Dois fatos dos últimos dias colocaram a nossa relação problemática com a religião em relevo: a faixa da comemoração de Neymar ao conquistar o ouro olímpico, que dizia “100% Jesus” e a muçulmana que, trajando um “burkini” na praia francesa, foi obrigada pela polícia a se despir.
O Brasil é um país majoritariamente e profundamente religioso. Aqui convivem igrejas cristãs, crenças de origem afro, o espiritismo kardecista e, misturando um pouco de tudo, a umbanda. Para certa intelectualidade brasileira, contudo, a religião só é bonita enquanto traço folclórico e estético. Quando invade a arena das crenças relevantes exigindo consideração de igual para igual, sem condescendência, é intolerável.
A França, ao contrário do Brasil, é o país secularista por natureza. A igreja católica encontra-se em estado terminal, e mesmo o espiritismo – que herdamos dela – morreu sem deixar rastro. Ocorre que essa sociedade laicizada até a alma agora se vê às voltas com o fanatismo islâmico, e não sabe como agir. Seu instinto natural é banir manifestações religiosas da vida pública, mas se a religião vai existir, ela necessariamente irá além da esfera privada.
Assim, em ambos os países, o aparecimento da religião na esfera gera uma forte reação contrária. A religião é, acredita-se, algo que pertence à esfera privada.
Metafisicamente falando, as religiões fazem referência a um plano da existência que está além do mundo físico: o plano dos espíritos e da(s) divindade(s), inacessível à experiência cotidiana dos homens. Desde pelo menos o Iluminismo (mas, de alguma forma, desde a filosofia medieval), há um consenso de que esse tipo de conhecimento está além das pretensões da razão humana – não é avaliável por métodos racionais – e que portanto não pode servir de justificativa para leis e políticas de Estado.

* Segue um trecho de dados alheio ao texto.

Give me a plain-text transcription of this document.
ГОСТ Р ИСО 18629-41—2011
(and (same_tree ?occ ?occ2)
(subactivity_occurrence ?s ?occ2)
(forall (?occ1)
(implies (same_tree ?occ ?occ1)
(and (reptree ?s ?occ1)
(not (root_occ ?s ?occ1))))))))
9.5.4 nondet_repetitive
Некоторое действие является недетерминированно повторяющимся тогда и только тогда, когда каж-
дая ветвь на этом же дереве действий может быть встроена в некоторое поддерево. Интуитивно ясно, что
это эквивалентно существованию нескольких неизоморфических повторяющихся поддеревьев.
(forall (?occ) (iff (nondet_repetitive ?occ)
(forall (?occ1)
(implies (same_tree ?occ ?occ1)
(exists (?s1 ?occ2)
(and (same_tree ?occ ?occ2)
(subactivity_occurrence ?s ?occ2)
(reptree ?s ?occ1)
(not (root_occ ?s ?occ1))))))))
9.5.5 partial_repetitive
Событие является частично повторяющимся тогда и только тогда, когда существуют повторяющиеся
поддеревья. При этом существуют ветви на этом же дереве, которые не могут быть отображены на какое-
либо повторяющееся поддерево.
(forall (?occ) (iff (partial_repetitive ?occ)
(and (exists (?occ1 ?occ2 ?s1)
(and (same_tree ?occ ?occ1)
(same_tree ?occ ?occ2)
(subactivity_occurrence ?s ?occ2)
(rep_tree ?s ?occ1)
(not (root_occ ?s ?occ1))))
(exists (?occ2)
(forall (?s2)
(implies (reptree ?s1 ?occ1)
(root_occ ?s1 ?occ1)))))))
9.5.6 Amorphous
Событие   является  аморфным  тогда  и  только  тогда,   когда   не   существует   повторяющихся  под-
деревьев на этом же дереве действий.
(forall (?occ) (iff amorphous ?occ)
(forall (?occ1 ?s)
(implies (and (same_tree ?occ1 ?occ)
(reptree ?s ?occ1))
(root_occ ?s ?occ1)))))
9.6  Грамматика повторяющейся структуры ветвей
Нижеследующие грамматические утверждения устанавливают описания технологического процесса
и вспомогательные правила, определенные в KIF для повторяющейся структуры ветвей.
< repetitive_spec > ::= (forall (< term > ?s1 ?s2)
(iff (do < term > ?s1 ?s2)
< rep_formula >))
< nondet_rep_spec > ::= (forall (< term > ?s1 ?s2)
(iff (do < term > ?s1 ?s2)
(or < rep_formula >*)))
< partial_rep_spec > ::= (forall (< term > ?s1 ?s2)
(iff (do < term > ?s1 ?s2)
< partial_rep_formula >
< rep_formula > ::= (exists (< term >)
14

Psicologicamente falando, contudo, a religião é muito similar a diversos outros tipos de crença, como ideologias políticas. É um conjunto de crenças central para a identidade grupal do indivíduo e funciona como uma instância justificadora de seus valores. Tanto a religião tradicional quanto a causa política ou a identidade nacional podem cumprir o mesmo papel de unir pessoas e promover conflitos. E todos terão, por mais que seus defensores o neguem, uma carga de afirmações que fogem ao estritamente racional. Isso não é uma crítica; é provavelmente impossível ao homem viver sem grandes narrativas, sem ter alguma visão de qual é seu lugar no universo ou na História, e isso jamais será obra do puro raciocínio.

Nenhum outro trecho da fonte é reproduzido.